Fault Diagnosis of Power Systems Using Visualized Similarity Images and Improved Convolution Neural Networks

Abstract

Fault diagnosis is important to stable operation of power systems, and the machine-learning-based fault-diagnosis models were widely studied because of their strong generalization ability. However, the model structures are generally designed according to the topology of power systems. Once there are changes in topology, the system fault characteristics might change, and the models structure and parameters are often required to be adjusted for applying to the new systems. To avoid frequent adjustment work of fault-diagnosis models when system topology changes, we propose a novel fault-diagnosis model for power systems.
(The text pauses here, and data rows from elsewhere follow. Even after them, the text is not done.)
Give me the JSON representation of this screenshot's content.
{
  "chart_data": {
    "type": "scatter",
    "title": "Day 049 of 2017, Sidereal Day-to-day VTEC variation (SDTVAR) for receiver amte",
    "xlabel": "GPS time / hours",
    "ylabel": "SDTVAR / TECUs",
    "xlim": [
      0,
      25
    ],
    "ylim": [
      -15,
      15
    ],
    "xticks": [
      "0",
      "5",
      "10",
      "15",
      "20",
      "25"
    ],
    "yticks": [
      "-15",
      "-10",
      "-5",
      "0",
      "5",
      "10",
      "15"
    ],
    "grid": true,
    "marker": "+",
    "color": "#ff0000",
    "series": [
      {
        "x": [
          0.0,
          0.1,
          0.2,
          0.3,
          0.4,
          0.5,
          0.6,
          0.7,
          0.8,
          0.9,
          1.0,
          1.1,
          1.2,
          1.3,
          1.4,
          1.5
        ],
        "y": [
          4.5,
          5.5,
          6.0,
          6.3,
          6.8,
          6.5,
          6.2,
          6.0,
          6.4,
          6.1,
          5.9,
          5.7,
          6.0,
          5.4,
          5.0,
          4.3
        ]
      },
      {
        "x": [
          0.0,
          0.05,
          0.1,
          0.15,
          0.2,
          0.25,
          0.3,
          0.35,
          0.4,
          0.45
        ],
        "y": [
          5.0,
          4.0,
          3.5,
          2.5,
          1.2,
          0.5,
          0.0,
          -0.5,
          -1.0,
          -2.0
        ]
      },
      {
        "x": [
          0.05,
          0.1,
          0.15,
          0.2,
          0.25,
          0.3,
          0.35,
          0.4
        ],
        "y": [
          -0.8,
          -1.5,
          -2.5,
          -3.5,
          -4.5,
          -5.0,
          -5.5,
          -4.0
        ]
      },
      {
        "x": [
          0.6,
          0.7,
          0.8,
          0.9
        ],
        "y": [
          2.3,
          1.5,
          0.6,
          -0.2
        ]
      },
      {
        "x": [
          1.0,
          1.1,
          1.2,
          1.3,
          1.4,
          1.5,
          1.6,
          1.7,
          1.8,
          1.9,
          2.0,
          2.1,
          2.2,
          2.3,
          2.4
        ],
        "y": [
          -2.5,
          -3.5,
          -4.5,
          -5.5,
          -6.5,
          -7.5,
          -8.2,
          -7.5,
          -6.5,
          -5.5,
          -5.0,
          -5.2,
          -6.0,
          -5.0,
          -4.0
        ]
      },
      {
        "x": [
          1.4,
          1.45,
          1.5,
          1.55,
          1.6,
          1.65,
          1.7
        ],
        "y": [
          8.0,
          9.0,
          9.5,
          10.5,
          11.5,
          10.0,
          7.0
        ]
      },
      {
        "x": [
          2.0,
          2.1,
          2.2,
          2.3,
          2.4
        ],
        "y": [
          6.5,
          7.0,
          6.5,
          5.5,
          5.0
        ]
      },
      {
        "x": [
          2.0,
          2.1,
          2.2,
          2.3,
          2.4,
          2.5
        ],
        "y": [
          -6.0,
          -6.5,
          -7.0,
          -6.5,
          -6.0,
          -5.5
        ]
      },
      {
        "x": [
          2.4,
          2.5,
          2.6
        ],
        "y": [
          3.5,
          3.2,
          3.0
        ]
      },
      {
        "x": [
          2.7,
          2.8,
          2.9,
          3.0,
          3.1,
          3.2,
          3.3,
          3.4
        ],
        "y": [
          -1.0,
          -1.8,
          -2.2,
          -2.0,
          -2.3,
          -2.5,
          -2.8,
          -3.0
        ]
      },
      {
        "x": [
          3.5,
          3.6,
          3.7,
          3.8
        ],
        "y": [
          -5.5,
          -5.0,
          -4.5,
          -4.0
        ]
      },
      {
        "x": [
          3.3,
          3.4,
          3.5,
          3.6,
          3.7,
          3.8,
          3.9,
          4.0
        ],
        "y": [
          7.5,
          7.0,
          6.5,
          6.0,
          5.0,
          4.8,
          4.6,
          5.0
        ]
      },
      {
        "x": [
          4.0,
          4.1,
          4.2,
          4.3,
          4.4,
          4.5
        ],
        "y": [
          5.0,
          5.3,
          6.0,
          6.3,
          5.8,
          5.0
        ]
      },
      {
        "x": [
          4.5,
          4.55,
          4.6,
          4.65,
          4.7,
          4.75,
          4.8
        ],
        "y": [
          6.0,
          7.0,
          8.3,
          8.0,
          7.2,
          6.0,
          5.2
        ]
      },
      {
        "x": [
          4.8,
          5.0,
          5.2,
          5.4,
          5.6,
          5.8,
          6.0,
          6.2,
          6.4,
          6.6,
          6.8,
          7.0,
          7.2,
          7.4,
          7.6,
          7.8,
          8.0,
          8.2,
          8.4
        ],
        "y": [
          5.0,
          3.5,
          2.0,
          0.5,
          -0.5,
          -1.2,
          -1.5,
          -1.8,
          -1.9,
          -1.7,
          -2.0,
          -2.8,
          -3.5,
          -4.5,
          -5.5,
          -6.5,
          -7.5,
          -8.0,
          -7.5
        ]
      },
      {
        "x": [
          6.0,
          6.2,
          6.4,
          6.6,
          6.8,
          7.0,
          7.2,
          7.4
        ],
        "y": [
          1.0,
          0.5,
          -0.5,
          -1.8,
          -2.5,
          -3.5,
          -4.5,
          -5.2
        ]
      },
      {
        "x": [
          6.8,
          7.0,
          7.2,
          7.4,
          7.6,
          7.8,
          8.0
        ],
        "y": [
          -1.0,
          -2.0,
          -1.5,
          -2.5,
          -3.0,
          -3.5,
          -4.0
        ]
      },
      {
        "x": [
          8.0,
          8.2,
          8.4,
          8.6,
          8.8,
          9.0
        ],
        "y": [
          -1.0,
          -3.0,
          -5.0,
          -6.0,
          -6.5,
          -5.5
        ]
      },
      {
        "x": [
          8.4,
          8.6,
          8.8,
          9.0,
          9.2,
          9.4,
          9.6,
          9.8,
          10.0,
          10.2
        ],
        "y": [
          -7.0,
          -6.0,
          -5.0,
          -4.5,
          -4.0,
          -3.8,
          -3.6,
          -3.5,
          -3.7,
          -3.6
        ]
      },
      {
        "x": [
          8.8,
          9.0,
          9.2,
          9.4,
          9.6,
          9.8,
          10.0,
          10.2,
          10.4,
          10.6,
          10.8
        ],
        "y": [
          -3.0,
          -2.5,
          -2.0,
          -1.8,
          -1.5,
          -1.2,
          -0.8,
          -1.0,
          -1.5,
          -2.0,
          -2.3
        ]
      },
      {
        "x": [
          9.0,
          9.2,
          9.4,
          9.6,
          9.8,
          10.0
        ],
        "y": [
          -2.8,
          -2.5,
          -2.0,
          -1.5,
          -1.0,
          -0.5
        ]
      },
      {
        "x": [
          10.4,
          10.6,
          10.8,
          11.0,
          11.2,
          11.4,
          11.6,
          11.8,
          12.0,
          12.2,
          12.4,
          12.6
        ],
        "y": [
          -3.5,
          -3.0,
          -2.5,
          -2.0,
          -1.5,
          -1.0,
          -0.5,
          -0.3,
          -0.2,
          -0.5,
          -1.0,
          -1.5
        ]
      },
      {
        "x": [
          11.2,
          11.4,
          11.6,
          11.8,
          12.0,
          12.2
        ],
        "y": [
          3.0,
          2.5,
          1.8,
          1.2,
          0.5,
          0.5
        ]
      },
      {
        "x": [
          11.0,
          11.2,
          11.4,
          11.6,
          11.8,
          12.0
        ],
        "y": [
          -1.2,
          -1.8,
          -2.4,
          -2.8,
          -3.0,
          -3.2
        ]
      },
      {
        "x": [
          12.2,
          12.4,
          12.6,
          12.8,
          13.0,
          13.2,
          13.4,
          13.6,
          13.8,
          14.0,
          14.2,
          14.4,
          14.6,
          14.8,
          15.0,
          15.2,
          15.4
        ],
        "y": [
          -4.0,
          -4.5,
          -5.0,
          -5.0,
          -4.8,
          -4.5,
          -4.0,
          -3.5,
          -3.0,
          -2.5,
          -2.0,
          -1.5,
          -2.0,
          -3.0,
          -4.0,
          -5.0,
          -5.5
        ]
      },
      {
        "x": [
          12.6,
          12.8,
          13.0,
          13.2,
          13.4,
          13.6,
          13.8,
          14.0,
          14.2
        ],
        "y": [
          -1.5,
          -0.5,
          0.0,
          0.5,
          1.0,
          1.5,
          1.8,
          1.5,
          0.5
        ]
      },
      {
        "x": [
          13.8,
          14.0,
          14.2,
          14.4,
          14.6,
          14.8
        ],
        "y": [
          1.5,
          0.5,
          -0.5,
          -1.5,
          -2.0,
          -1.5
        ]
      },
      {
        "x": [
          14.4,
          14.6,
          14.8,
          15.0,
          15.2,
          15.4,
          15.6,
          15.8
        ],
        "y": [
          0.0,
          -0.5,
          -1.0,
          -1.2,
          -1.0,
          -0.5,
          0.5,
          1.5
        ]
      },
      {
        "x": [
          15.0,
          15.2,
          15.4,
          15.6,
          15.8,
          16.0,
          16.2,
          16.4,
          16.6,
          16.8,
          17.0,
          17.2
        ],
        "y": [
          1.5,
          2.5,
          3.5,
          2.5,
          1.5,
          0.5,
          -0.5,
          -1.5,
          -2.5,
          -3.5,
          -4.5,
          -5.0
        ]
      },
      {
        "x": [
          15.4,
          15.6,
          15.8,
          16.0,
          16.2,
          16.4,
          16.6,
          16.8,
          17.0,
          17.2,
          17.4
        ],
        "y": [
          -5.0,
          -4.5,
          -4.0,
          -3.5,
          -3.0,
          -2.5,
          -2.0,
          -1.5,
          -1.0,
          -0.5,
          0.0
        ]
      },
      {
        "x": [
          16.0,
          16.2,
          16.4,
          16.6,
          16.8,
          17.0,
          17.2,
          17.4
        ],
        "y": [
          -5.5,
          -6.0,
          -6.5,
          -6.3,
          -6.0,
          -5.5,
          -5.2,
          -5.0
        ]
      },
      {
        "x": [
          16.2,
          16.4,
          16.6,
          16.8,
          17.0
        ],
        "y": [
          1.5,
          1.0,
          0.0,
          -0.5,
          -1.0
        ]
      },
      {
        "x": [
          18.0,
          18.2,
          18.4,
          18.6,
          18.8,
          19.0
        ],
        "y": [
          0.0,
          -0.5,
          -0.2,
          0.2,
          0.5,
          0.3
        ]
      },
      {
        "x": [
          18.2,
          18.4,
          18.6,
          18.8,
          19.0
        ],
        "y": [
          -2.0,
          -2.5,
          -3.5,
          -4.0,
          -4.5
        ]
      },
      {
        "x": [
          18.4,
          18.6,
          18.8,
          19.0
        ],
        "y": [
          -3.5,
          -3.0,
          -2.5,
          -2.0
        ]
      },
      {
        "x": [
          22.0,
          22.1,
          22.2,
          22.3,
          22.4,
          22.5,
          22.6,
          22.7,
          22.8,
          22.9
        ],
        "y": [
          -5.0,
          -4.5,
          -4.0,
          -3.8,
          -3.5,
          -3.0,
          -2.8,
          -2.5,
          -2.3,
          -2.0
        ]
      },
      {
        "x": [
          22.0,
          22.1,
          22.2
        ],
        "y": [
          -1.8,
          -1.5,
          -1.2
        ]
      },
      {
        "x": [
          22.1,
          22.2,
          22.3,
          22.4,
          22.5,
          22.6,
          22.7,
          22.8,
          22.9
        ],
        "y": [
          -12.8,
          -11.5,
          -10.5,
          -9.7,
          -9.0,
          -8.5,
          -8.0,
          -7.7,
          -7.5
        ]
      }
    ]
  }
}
First, a new data preprocessing using gradient calculation and similarity assessment is presented, and the gradient similarities among the multichannel electrical signals are converted to the visualized similarity images, which are fed to the neural network for further processing. Second, the spatial pyramid pooling (SPP) and hashing classifier (HC) are used in the convolution neural network. With the aid of the SPP and HC techniques, the structure of the fault-diagnosis model can maintain unchanged even though there are topological changes in the power systems. To validate the effectiveness of the proposed model, several state-of-the-art fault-diagnosis models are used for comparison. The results show that the proposed model with unchanged structure is well performed in accuracy and noise immunity, and friendly to the parameters setting.